Recuerdo cuando empezó a
hablarse de Europa como un proyecto que evitara nuevas guerras. Unos
gobernantes decididos, Adenauer, Schuman, Spaak y De Gasperi, dieron vida a
diversos tratados que ligaban a sus estados en asuntos concretos: el carbón y
el acero, la energía atómica, etc. y en 1957 se firmó el Tratado de Roma y se
creó el mercado común.
España solicitó su ingreso
en 1962, que no fue aceptado por carecer
de un régimen democrático y muchos españoles jóvenes lamentamos nuestra
marginación de un proyecto ilusionante. En nuestro periodo de transición Adolfo
Suárez volvió a solicitar el ingreso en 1977 y tras un periodo larguísimo de
negociaciones entró en la Unión Europea en 1985.
Desde que comenzó a
gestarse Europa como mercado común hasta nuestro ingreso habían ocurrido muchas
cosas, alguna tan grave como las revueltas de mayo de 1968, que introdujeron la
modificación de nuestras costumbres sociales y junto con la difusión de los
métodos anticonceptivos, un rechazo de los valores familiares y del cristianismo
que los sustentaba.
Se fue pasando de una
Europa de los estados a una unión europea en la que los estados empezaron a
ceder parte de su soberanía y en 1993 el tratado de la Unión Europea, firmado
en Maastricht, dió paso al sistema actual en el que se consolida un gobierno y
un parlamento para toda la Unión, cuyas decisiones son de obligado
cumplimiento.
El Tratado de Maastricht
elimina cualquier referencia a las raíces cristianas de Europa e impone desde
una mentalidad totalitaria, de la que no se puede disentir so pena de ser
demonizado, no la revolución comunista que había caído en el 1989, sino la
lenta introducción de nuevos derechos, como el aborto o la aceptación de
diversos tipos de familia, que en realidad representan su desaparición.

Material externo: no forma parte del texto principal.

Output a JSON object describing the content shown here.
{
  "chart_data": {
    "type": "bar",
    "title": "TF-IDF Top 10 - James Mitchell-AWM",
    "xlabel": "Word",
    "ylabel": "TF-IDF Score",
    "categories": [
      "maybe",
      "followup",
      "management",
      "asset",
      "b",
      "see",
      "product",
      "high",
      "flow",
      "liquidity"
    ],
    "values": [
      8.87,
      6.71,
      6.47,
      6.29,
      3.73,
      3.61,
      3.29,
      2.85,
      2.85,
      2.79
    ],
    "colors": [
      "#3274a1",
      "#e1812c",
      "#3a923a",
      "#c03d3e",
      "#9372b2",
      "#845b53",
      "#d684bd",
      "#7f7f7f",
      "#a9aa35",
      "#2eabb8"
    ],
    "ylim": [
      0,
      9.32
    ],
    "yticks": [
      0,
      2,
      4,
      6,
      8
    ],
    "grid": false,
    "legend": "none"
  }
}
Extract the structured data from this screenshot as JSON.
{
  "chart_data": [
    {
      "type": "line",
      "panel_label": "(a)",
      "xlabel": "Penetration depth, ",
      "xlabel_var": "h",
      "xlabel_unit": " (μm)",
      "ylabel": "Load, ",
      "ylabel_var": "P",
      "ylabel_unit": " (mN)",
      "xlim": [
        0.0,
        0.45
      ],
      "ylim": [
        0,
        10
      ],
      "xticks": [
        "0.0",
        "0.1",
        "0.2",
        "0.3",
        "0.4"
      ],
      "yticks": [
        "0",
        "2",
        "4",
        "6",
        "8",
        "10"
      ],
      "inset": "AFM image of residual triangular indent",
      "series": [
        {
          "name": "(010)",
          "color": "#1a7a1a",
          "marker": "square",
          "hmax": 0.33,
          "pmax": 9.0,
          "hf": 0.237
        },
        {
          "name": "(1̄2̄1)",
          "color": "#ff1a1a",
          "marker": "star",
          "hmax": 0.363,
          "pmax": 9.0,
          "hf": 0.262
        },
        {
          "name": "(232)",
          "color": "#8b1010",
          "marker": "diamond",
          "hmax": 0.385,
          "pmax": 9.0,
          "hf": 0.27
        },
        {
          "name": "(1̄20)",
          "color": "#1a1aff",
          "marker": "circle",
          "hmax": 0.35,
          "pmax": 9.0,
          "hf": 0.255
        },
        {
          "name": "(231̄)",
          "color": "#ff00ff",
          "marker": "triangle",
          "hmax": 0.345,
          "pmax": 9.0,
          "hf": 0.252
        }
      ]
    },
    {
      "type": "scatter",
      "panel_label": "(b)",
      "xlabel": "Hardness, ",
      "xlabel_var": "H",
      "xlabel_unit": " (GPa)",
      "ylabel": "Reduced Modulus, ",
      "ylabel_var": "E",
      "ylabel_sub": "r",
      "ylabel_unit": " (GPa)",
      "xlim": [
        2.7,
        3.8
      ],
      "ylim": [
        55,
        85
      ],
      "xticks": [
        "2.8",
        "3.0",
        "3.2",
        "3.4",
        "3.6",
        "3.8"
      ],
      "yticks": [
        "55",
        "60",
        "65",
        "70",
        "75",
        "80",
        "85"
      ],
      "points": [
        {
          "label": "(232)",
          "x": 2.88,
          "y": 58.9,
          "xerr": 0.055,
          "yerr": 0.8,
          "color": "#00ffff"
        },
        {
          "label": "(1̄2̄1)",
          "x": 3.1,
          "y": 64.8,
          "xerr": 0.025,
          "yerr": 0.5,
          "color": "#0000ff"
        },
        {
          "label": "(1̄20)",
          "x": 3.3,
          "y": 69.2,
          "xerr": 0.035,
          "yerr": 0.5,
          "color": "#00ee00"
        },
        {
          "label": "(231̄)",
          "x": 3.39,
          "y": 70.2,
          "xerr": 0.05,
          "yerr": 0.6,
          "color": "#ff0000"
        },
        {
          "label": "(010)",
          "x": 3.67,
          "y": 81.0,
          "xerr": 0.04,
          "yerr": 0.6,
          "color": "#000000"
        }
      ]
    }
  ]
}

Los estados como Hungría o Polonia que no
están dispuestos a abandonar sus propios valores son atacados sin
contemplaciones, como “extrema derecha”.
En España un decidido seguidor de los nuevos valores y los nuevos
derechos fue Rodríguez Zapatero, pero su sucesor Mariano Rajoy, olvidando lo
que prometió en su propios programa, ha aceptado y mantenido las leyes de
Zapatero, no sé si por presiones políticas o por un cambio de sus convicciones,
si las tuvo.
Al mismo tiempo se impone
la obligación de abrir las fronteras al islam que, si bien resulta un
multiculturalismo imposible, sirve para expulsar al cristianismo de la plaza
pública y reducir cada vez más su papel inspirador de valores. Los inspiradores
de la Unión Europea ven la cultura cristiana como un obstáculo a sus
objetivos de lograr una libertad sexual
expansiva y la eliminación de la familia tradicional.
Los resultados e esta
política están a la vista: caída en picado de la natalidad y la nupcialidad, un
envejecimiento progresivamente acelerado de la población y una juventud sin
referencias históricas ni culturales que cree tener derecho a toda y no estar
obligado a nada.
La disminución de la
población es un viejo sueño maltusiano para salvar el planeta. La ecología se
presenta como el nuevo valor a defender y el cuidado de las mascotas va
sustituyendo rápidamente al cuidado de los niños.
La Europa de las naciones
y los valores cristianos se ha hundido, pero la Europa que la ha sustituido
marcha también hacia el fracaso. Todo es cuestión de tiempo si continuamos
gobernados por esa nube de burócratas amaestrados desde Bruselas.